Insight into H2S production from CS2 hydrolysis for heavy metals treatment: In-situ FT-IR and DFT studies over crystalline phase-dependent ZrO2

Abstract

H2S is an efficient vulcanizing reagent for heavy metals treatment in nonferrous smelting industries, yet these industries lack of H2S source is a well known problem. In this study, CS2 was hydrolyzed to a high concentration of H2S (>20 vol%) with different crystalline phase zirconium oxide catalysts. The metastable tetragonal ZrO2 (t-ZrO2) exhibited a sunk octahedron structure was successfully synthesized by calcination of MOF-808. Compared to monoclinic ZrO2 (m-ZrO2), it obtained excellent H2S production performance, which can reach near-perfect 100 % at 450 °C. Furthermore, experimental results shown that KOH modified t-ZrO2 could increase CS2 hydrolysis activity due to it is a base catalytic reaction.
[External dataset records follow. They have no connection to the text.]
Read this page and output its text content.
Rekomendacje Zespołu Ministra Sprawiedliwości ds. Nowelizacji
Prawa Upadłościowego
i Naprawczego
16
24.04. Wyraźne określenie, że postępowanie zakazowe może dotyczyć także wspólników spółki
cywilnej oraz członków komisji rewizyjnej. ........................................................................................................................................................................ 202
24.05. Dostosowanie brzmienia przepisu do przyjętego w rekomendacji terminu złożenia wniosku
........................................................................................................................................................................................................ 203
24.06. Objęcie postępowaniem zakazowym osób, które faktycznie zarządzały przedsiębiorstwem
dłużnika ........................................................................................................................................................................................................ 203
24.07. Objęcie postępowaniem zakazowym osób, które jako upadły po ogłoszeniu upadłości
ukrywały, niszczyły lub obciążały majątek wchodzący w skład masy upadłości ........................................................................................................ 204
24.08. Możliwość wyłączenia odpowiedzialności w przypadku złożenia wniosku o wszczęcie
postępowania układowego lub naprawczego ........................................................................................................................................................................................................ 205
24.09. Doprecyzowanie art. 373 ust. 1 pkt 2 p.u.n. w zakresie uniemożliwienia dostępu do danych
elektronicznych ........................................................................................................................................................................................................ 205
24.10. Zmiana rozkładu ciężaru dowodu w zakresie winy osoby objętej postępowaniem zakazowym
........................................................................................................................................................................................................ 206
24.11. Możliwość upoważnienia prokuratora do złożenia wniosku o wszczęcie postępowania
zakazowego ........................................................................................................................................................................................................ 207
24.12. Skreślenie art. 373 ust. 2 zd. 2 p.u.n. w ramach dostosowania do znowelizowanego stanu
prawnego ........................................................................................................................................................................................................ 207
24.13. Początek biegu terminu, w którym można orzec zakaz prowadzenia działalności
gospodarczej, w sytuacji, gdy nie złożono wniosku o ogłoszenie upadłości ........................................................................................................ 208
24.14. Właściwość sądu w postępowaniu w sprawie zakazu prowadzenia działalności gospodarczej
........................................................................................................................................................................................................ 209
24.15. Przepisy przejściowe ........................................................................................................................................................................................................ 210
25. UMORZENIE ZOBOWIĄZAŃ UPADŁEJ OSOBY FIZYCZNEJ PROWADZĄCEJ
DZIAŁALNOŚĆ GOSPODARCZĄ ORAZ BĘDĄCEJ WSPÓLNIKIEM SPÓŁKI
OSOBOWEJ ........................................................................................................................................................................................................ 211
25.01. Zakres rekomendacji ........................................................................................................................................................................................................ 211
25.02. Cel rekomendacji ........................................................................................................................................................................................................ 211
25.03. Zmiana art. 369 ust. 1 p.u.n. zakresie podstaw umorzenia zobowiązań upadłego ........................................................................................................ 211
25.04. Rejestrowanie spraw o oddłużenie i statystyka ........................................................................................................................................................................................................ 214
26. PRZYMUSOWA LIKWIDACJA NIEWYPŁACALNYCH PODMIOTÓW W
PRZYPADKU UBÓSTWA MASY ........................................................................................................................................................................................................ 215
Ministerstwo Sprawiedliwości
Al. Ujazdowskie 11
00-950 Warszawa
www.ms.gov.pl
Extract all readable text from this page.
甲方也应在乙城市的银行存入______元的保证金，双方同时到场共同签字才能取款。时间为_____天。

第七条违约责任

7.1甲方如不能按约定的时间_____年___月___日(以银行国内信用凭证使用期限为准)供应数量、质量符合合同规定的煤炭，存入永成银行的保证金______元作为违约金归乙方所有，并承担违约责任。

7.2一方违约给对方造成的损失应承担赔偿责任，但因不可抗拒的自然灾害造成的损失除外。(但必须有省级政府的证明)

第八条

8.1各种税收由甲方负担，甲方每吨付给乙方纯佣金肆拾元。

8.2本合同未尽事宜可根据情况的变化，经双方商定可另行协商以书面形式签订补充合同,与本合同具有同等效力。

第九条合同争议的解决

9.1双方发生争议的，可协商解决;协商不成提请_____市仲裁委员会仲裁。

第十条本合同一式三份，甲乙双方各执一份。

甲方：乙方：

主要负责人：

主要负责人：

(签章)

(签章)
The in-situ FT-IR demonstrated that reaction sequences followed the order of CS2 → COS → H2S, in which CS2/H2O adsorption and CO2 desorption would influence the hydrolysis efficiency. t-ZrO2 obtained better CS2 adsorption, hydrophobicity, and CO2 desorption than m-ZrO2, which were attributed to intrinsic structure and abundant surface defects. Subsequently, DFT results profiled that cleave of the first CS bond in CS2 was rate-determining step with the activation energy about 63 kJ/mol over t-ZrO2.